C'est officiellement un grand événement culturel pour honorer la Russie, ses écrivains et ses artistes, mais c'est en fait à l'URSS, presque vingt ans après sa disparition, que semblent rendre hommage des Cubains nostalgiques en proie à une crise économique.

C'est officiellement un grand événement culturel pour honorer la Russie, ses écrivains et ses artistes, mais c'est en fait à l'URSS, presque vingt ans après sa disparition, que semblent rendre hommage des Cubains nostalgiques en proie à une crise économique.

Le président cubain Raul Castro et le chef de la diplomatie russe Sergueï Lavrov ont donné jeudi soir le coup d'envoi de la 19e Foire du livre de La Havane, dont la Russie est pour la première fois l'invitée d'honneur.

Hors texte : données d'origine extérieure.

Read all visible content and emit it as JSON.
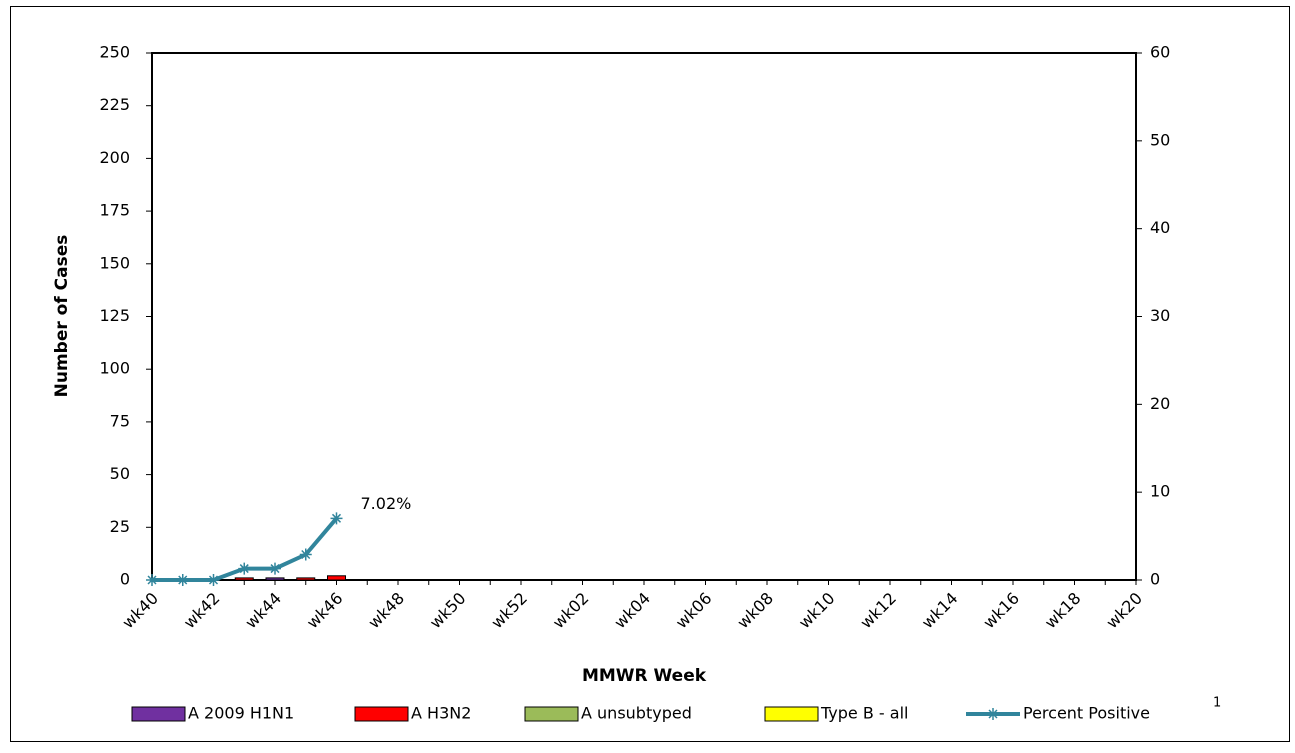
{
  "chart_data": {
    "type": "bar",
    "x_label": "MMWR Week",
    "y_label": "Number of Cases",
    "annotation": "1",
    "categories": [
      "wk40",
      null,
      "wk42",
      null,
      "wk44",
      null,
      "wk46",
      null,
      "wk48",
      null,
      "wk50",
      null,
      "wk52",
      null,
      "wk02",
      null,
      "wk04",
      null,
      "wk06",
      null,
      "wk08",
      null,
      "wk10",
      null,
      "wk12",
      null,
      "wk14",
      null,
      "wk16",
      null,
      "wk18",
      null,
      "wk20"
    ],
    "series": [
      {
        "name": "A 2009 H1N1",
        "type": "bar",
        "color": "#7030a0",
        "values": [
          0,
          0,
          0,
          0,
          1,
          0,
          0,
          null,
          null,
          null,
          null,
          null,
          null,
          null,
          null,
          null,
          null,
          null,
          null,
          null,
          null,
          null,
          null,
          null,
          null,
          null,
          null,
          null,
          null,
          null,
          null,
          null,
          null
        ]
      },
      {
        "name": "A H3N2",
        "type": "bar",
        "color": "#ff0000",
        "values": [
          0,
          0,
          0,
          1,
          0,
          1,
          2,
          null,
          null,
          null,
          null,
          null,
          null,
          null,
          null,
          null,
          null,
          null,
          null,
          null,
          null,
          null,
          null,
          null,
          null,
          null,
          null,
          null,
          null,
          null,
          null,
          null,
          null
        ]
      },
      {
        "name": "A unsubtyped",
        "type": "bar",
        "color": "#9bbb59",
        "values": [
          0,
          0,
          0,
          0,
          0,
          0,
          0,
          null,
          null,
          null,
          null,
          null,
          null,
          null,
          null,
          null,
          null,
          null,
          null,
          null,
          null,
          null,
          null,
          null,
          null,
          null,
          null,
          null,
          null,
          null,
          null,
          null,
          null
        ]
      },
      {
        "name": "Type B - all",
        "type": "bar",
        "color": "#ffff00",
        "values": [
          0,
          0,
          0,
          0,
          0,
          0,
          0,
          null,
          null,
          null,
          null,
          null,
          null,
          null,
          null,
          null,
          null,
          null,
          null,
          null,
          null,
          null,
          null,
          null,
          null,
          null,
          null,
          null,
          null,
          null,
          null,
          null,
          null
        ]
      },
      {
        "name": "Percent Positive",
        "type": "line",
        "axis": "y2",
        "color": "#31859c",
        "values": [
          0,
          0,
          0,
          1.3,
          1.3,
          2.9,
          7.02,
          null,
          null,
          null,
          null,
          null,
          null,
          null,
          null,
          null,
          null,
          null,
          null,
          null,
          null,
          null,
          null,
          null,
          null,
          null,
          null,
          null,
          null,
          null,
          null,
          null,
          null
        ],
        "value_labels": [
          null,
          null,
          null,
          null,
          null,
          null,
          "7.02%",
          null,
          null,
          null,
          null,
          null,
          null,
          null,
          null,
          null,
          null,
          null,
          null,
          null,
          null,
          null,
          null,
          null,
          null,
          null,
          null,
          null,
          null,
          null,
          null,
          null,
          null
        ]
      }
    ],
    "ylim": [
      0,
      250
    ],
    "yticks": [
      0,
      25,
      50,
      75,
      100,
      125,
      150,
      175,
      200,
      225,
      250
    ],
    "y2lim": [
      0,
      60
    ],
    "y2ticks": [
      0,
      10,
      20,
      30,
      40,
      50,
      60
    ],
    "legend": "bottom"
  }
}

Quelque 200 écrivains, intellectuels et éditeurs russes doivent prendre part jusqu'au 21 février à cet événement organisé dans la forteresse historique de la Cabana, près du lieu où sont exposés quelques missiles soviétiques rouillés qui rappellent la crise d'octobre 1962 entre Moscou et Washington.

Un éditorial du quotidien Juventud Rebelde a donné le ton de la nostalgie jeudi.

«Avec la chute retentissante de plus de 70 ans d'efforts, le peuple russe continue à donner des leçons: c'est une expérience à l'envers pour nous faire voir les erreurs que ne peut commettre le socialisme» cubain, estime ce journal alors que Raul Castro cherche à réformer une économie en crise qui ne s'est jamais vraiment tout à fait remise de la chute de l'allié soviétique en 1991.

«L'Histoire ne peut être modifiée, ce qui a eu lieu, a eu lieu», continue Juventud Rebelde. «Jamais les Cubains n'oublieront cet immense pays qui s'effondra en raison de ses propres erreurs et de sa myopie, après une prouesse historique» dirigée par «le géant Lénine».

Mais la nostalgie ne date pas d'hier à Cuba, l'un des rares pays où les forces armées continuent de commémorer chaque année la révolution bolchévique.

L'auteur russe le plus connu à la foire - qui ne présente aucun romancier connu de la nouvelle génération - est le poète Evgueni Evtouchenko, 76 ans. Correspondant de la Pravda après la révolution cubaine de 1959, l'un des auteurs du film culte «Soy Cuba» (1964), il dit avoir «lutté toute sa vie contre la censure», mais refuse de condamner le régime cubain accusé par des ONG occidentales de brimer droits et libertés.

«Cette politique de confrontation et d'ambition» de Washington, qui maintient depuis 1962 un embargo contre Cuba, a été en partie responsable, selon lui, des crispations cubaines.

C'est aussi sur grand et petit écran que Cuba honore la Russie. «Mais c'est vrai qu'il y a peu de films qui montrent la Russie d'aujourd'hui», reconnaît un diplomate russe. Il y a les chefs-d'oeuvre de la littérature russe - Dostoïevski, Tolstoï, Tchekhov -, quelques films soviétiques sur la deuxième guerre mondiale, et d'autres contemporains comme «Alexandra» d'Alexandre Sokourov qui a pour toile de fond le conflit en Tchétchénie.

À la télévision, on discute du «poète ouvrier de la révolution» Vladimir Maïakovski. Au théâtre Karl-Marx, c'est la troupe du Bolchoï qui dansera pour la première fois depuis 30 ans à Cuba avant d'entamer une tournée aux États-Unis.

«C'est ma quatrième visite à Cuba, j'aime ce pays. Les Cubains sont en général nostalgiques de l'URSS, et moi aussi je le suis», dit à l'AFP un responsable d'un kiosque de livres sur la deuxième guerre mondiale, Nikolaï Manoulov.

Un membre de la délégation ministérielle russe n'a lui aucune nostalgie: «Le monde a changé, Cuba aussi change et j'espère que cela se fera sans révoltes ni révolution».

L'aide de l'URSS, «c'était pour Cuba comme une sécurité d'emploi» selon le Cubain Pedro, un ouvrier en bâtiment retraité qui ne va pas aller à la foire. «Quand tu la perds, tu la pleures, mais tu vas chercher ailleurs».